Processing Multiple files

Post questions here relative to DataStage Enterprise/PX Edition for such areas as Parallel job design, Parallel datasets, BuildOps, Wrappers, etc.

Moderators: chulett, rschirm, roy

Post Reply
premupdate
Participant
Posts: 47
Joined: Thu Oct 04, 2007 3:37 am
Location: chennai

Processing Multiple files

Post by premupdate »

Hello All,

There is an existing sequencer which process some N number of files and produce N number of outputs daily. Number of Source files are dynamic. It is passing through loop one by one and producing one file at a time.Need help on the following two concerns

1)This process is consuming a lot of time.This has to be optimized.
2)Whenever this sequence is getting aborted in between,the loop is again starting from the first file till Nth file.The restartability feature has to be included in the loop.

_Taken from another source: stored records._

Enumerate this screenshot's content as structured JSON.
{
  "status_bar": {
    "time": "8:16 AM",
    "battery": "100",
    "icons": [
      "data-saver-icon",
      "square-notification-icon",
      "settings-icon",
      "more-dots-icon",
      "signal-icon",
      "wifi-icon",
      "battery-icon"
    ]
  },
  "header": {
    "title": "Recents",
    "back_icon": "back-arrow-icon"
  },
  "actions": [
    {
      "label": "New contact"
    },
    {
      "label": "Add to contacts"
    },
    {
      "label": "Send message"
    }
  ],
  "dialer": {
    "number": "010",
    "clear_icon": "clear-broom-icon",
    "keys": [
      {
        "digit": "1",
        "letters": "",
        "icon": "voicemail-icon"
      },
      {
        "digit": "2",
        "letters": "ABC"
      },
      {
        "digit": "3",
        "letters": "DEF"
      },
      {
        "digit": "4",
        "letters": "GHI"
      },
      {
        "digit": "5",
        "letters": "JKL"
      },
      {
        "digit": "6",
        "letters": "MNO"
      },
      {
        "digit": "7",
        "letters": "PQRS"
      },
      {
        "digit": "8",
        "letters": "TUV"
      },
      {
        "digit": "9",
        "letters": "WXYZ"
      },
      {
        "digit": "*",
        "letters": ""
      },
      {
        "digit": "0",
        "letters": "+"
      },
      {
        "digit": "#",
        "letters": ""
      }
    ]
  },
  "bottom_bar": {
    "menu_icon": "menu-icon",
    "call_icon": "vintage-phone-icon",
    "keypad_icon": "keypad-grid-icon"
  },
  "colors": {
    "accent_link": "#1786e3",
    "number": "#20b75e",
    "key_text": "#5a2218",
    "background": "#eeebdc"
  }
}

Appreciate your help on this.
Cheers,
prem
chulett
Charter Member
Charter Member
Posts: 43085
Joined: Tue Nov 12, 2002 4:34 pm
Location: Denver, CO

Post by chulett »

1) Do all the files need to be processed individually?
2) Checkpoints in the Sequence should solve that problem.
-craig

"You can never have too many knives" -- Logan Nine Fingers
premupdate
Participant
Posts: 47
Joined: Thu Oct 04, 2007 3:37 am
Location: chennai

Post by premupdate »

Craig,

1) Yes ,the files has to be processed individually.
2)Thanks,I will check this and get back on the outcome.
Cheers,
prem
prasson_ibm
Premium Member
Premium Member
Posts: 536
Joined: Thu Oct 11, 2007 1:48 am
Location: Bangalore

Post by prasson_ibm »

If you are on MPP or grid system and source file is fixed width, you can improve performance by setting 'read from multiple node' it will enable file to read from more then one node, otherwise you can increase "no of reader per node" setting, it will increase the instence of read operator but overall file will read on single node and on single cpu.
ray.wurlod
Participant
Posts: 54607
Joined: Wed Oct 23, 2002 10:52 pm
Location: Sydney, Australia
Contact:

Post by ray.wurlod »

You could use a design with more than one loop, the loops executing concurrently to process distinct subsets of files.
IBM Software Services Group
Any contribution to this forum is my own opinion and does not necessarily reflect any position that IBM may hold.
premupdate
Participant
Posts: 47
Joined: Thu Oct 04, 2007 3:37 am
Location: chennai

Post by premupdate »

Ray,

As the number of source files are dynamic,sometimes 1 file and sometimes 60 files how can i decide the additional loop design to process.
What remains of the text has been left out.